When I Grow Up
Training the next generation of data scientists In 2012, Harvard Business Review called data science the sexiest job of the 21st century. As more companies realize the value of harnessing their data, the demand for skilled analysts who can turn raw data into valuable insights grows. By 2018, it is anticipated that data science jobs in the U.S. will exceed 490,000, with fewer than 200,000 data scientists available to fill these positions.

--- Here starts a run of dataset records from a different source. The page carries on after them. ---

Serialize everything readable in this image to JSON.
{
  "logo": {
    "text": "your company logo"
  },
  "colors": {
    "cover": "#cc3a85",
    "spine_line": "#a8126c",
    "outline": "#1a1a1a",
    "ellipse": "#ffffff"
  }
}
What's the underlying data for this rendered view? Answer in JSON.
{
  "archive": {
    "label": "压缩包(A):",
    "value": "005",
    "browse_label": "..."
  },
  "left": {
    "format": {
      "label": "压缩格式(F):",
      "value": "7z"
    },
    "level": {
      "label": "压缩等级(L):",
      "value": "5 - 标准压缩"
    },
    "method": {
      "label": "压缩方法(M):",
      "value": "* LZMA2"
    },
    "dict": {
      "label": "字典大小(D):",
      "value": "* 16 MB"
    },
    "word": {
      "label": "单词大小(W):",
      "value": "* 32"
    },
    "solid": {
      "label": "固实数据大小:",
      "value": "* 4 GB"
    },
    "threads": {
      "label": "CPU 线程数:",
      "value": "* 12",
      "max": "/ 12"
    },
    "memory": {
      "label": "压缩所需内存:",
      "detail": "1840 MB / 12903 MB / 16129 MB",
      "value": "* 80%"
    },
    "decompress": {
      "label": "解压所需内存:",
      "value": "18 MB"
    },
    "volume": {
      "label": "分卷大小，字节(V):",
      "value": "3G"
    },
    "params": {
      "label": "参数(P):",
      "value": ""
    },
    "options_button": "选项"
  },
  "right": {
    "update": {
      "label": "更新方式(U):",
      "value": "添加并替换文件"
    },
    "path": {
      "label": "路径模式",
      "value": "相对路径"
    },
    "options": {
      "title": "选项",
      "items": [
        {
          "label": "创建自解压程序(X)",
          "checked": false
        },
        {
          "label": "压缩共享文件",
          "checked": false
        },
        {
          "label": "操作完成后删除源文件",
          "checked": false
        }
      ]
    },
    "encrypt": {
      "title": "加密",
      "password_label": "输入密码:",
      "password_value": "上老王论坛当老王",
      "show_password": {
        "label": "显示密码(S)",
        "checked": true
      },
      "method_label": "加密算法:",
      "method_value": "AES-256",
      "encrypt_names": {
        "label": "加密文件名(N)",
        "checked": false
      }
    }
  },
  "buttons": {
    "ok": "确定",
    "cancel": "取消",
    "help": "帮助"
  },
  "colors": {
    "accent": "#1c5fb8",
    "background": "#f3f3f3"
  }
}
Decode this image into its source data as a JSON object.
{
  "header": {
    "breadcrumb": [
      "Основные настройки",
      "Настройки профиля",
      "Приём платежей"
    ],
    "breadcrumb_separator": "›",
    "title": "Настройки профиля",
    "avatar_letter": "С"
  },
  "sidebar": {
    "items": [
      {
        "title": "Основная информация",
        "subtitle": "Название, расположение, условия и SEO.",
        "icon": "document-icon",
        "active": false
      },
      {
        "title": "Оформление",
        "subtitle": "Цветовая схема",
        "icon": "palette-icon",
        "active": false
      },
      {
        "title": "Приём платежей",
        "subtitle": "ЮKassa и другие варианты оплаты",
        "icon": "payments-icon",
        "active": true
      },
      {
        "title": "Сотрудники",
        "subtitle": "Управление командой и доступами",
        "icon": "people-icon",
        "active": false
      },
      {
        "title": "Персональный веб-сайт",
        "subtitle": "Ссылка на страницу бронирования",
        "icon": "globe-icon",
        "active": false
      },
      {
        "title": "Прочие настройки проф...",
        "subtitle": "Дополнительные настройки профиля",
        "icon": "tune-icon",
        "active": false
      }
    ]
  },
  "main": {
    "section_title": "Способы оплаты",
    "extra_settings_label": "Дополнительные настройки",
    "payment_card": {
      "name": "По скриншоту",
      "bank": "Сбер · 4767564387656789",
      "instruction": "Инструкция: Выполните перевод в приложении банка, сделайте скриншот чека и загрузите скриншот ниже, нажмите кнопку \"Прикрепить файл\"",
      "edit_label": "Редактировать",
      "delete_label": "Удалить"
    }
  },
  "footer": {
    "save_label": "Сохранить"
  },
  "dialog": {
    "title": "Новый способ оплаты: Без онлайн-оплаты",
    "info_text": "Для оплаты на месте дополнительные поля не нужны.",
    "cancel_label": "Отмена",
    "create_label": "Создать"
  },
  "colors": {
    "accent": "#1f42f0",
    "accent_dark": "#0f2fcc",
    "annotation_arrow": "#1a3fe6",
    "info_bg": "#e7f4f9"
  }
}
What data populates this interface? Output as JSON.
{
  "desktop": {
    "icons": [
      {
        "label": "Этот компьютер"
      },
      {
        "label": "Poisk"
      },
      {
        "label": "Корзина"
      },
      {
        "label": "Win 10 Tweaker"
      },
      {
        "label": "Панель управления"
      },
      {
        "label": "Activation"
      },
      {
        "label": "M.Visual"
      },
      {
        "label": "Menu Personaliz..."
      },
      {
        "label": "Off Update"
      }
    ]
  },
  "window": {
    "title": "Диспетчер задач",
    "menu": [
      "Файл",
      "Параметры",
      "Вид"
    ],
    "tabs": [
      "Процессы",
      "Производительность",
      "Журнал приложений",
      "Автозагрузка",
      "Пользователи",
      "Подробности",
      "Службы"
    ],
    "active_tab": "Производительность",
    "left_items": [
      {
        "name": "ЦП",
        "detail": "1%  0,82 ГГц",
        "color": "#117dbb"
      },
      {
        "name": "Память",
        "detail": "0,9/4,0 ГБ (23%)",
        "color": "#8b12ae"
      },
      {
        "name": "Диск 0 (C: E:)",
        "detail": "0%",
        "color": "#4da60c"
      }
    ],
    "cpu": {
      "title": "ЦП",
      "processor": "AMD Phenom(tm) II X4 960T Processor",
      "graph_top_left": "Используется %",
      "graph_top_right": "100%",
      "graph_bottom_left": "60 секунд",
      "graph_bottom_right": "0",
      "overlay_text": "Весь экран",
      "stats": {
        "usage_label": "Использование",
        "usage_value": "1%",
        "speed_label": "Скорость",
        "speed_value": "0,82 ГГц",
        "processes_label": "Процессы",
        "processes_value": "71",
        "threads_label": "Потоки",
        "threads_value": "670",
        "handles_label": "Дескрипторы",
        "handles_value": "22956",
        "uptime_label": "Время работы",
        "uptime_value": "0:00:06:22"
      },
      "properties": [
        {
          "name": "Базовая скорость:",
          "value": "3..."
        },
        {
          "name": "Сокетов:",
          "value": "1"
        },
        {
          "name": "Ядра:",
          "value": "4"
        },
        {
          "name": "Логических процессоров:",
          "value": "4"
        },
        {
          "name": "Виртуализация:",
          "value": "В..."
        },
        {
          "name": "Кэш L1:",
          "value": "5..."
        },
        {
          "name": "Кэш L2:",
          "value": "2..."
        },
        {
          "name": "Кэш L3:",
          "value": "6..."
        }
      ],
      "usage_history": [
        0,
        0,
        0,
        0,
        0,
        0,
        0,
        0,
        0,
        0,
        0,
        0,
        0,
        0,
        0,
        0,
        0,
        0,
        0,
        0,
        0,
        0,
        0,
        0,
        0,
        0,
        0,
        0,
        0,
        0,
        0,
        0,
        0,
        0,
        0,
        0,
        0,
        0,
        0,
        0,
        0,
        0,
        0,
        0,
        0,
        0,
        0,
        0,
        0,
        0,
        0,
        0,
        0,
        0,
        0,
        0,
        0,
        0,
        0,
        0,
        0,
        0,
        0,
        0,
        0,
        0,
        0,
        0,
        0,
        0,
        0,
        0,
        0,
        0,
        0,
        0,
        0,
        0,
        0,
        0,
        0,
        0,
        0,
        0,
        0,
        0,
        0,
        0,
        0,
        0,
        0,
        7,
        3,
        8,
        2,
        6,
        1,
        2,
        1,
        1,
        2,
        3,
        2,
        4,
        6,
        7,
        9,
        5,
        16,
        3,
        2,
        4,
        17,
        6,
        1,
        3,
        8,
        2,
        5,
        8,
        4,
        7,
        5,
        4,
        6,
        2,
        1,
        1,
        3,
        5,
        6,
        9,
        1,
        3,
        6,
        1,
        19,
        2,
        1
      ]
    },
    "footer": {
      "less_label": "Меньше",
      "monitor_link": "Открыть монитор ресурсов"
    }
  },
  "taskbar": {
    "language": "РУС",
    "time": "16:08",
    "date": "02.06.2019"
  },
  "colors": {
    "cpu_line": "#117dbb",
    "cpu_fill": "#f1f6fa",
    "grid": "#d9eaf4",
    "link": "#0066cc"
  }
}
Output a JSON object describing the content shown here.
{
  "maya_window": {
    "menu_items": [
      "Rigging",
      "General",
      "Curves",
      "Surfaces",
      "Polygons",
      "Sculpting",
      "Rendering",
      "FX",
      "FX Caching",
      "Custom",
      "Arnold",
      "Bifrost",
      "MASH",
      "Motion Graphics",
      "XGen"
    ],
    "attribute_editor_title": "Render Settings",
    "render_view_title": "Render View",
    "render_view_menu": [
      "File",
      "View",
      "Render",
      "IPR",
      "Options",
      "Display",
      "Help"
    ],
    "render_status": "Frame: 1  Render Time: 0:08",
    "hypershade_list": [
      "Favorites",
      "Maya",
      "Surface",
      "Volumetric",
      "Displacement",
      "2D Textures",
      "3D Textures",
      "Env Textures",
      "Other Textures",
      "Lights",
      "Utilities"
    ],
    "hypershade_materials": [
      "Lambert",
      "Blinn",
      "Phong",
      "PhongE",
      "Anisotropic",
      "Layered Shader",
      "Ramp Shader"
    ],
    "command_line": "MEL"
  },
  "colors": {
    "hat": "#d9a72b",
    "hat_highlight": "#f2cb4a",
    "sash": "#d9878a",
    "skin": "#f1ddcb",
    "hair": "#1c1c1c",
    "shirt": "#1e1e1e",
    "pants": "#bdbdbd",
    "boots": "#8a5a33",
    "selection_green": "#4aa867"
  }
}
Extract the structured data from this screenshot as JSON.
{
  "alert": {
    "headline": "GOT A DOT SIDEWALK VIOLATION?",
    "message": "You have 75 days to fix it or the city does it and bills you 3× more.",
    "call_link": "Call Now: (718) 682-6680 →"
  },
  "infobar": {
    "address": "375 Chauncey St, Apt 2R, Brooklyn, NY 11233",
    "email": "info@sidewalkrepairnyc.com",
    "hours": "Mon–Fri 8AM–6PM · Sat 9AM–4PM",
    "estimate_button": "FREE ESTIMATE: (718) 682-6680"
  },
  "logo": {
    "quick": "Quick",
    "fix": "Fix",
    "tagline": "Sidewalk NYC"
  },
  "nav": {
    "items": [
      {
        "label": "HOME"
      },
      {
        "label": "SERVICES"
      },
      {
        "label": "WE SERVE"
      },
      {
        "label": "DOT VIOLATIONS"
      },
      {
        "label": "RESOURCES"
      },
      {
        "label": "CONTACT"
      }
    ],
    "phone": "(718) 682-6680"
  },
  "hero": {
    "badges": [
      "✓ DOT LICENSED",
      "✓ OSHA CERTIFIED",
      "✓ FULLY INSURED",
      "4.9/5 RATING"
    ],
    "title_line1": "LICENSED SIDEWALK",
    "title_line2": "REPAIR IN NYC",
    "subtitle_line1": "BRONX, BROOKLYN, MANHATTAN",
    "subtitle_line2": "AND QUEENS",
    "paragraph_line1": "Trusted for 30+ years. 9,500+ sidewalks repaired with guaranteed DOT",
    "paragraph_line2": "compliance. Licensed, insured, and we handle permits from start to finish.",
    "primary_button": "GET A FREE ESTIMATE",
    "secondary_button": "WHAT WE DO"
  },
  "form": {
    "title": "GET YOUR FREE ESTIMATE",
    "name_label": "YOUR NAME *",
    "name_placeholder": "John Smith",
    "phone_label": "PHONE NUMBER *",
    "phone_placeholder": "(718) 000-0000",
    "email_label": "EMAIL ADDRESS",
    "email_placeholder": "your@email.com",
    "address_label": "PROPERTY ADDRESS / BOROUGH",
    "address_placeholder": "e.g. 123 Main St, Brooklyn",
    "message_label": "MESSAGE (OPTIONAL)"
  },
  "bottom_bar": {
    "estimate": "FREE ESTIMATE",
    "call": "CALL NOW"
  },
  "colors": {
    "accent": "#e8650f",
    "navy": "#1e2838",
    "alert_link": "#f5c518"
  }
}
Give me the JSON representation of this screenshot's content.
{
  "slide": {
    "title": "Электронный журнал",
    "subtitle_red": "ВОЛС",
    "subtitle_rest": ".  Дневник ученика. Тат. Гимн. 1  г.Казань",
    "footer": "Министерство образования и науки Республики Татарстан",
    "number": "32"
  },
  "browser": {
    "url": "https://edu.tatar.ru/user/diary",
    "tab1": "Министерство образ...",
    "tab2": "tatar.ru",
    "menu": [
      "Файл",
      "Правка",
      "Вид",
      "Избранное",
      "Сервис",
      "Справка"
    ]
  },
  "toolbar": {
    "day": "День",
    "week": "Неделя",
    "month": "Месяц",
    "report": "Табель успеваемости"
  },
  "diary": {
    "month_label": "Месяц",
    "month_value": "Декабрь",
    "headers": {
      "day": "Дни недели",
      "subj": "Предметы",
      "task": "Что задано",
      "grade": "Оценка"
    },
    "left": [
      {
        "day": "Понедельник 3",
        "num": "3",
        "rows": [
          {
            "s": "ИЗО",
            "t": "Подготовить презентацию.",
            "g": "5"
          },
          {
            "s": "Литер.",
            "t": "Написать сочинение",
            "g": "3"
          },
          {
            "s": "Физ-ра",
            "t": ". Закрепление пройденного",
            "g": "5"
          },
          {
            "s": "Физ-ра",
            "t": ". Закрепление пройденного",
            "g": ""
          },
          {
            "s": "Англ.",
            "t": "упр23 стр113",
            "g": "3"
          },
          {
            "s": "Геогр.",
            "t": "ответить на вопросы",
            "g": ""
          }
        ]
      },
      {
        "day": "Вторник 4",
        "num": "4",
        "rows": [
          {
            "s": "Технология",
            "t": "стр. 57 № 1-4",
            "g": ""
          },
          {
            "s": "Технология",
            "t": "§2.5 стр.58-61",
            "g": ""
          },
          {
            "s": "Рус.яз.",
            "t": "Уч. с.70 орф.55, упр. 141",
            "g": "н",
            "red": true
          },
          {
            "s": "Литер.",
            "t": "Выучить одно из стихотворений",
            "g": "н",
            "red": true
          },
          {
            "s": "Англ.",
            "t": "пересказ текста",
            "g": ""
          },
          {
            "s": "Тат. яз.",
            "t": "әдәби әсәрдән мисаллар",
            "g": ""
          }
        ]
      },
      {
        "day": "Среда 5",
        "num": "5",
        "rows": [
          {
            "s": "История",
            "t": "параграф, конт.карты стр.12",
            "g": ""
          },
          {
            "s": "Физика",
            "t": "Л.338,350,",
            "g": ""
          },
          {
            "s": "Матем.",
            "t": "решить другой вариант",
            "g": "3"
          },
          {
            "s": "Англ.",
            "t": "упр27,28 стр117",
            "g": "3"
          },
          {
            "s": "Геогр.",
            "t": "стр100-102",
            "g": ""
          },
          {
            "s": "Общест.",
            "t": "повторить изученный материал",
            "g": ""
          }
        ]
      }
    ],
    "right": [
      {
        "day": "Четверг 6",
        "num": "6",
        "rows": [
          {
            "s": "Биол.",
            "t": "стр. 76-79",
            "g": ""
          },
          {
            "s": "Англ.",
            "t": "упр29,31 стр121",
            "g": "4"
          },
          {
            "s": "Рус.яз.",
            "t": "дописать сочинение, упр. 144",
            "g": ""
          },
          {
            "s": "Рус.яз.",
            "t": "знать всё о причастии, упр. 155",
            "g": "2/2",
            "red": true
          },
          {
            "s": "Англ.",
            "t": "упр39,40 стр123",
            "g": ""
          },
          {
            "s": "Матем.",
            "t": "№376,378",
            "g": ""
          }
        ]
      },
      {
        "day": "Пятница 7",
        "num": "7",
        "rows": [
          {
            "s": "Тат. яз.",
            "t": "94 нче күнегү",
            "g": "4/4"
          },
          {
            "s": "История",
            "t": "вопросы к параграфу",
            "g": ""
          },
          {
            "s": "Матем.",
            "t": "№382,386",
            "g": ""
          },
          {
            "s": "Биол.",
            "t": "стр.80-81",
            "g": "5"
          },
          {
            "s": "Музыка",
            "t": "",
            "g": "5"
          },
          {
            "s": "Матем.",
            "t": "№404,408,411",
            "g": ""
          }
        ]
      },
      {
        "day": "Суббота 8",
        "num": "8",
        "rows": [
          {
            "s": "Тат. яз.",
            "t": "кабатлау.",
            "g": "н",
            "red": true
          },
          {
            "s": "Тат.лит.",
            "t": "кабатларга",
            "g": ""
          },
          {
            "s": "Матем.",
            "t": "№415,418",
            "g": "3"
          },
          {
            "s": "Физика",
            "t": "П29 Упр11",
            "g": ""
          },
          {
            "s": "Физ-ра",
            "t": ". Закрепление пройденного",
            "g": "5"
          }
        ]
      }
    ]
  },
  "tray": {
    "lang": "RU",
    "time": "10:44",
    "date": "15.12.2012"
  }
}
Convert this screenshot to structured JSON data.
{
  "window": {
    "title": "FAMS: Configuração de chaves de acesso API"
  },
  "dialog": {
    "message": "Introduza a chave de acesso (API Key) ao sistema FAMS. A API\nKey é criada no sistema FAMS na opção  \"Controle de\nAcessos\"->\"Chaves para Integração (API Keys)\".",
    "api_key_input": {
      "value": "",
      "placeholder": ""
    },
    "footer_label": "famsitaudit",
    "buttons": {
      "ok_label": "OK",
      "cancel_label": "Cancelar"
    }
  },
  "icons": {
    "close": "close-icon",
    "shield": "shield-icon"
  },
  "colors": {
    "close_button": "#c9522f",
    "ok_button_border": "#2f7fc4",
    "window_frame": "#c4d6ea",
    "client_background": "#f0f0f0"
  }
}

The rapid growth of the data economy has outpaced the supply of data-savvy analysts, leading to the current skills shortage. A major contributing factor to this shortage has been the lack of dedicated training programs for data scientists until very recently. Most practicing data scientists did not train for the specific tasks that they must perform on a daily basis. Rather, they have adapted their existing skills, often as computer programmers, statisticians, or scientists. Those that have succeeded in making this transition generally share certain characteristics that have allowed them to rapidly master the new skills and technologies data scientist typically rely on.
Education is now catching up with industry demand, and there are now a wide range of options for training specifically as a data scientist, both at undergraduate and postgraduate level at established universities and colleges, and through online learning platforms, such as Coursera. As these courses proliferate, we should contemplate what skills young data scientists need to be equipped with to prepare them for a future in this rapidly evolving profession.
Obvious answers to this question include computer programming, and statistics. But even these obvious answers require pause for thought. The programming languages used in different industries often vary, and the popularity of these languages changes over time. Perhaps the most important skills a young data scientist can be equipped with are the ability to rapidly adapt to new languages, and the ability to translate abstractions into new implementations. Every year the technology and methods used for the most advanced predictive analytics evolve, and any practitioner who cannot keep up with this evolution will quickly fossilize.
For data-driven insights to be truly effective, data scientists need to have a substantive understanding of the nature of the industry to which their insights are relevant. As the range of potential industries in which a data scientist may work is extremely broad, it is not possible to teach this as part of a foundational training programme. This knowledge must be acquired through experience and will require much self-instruction.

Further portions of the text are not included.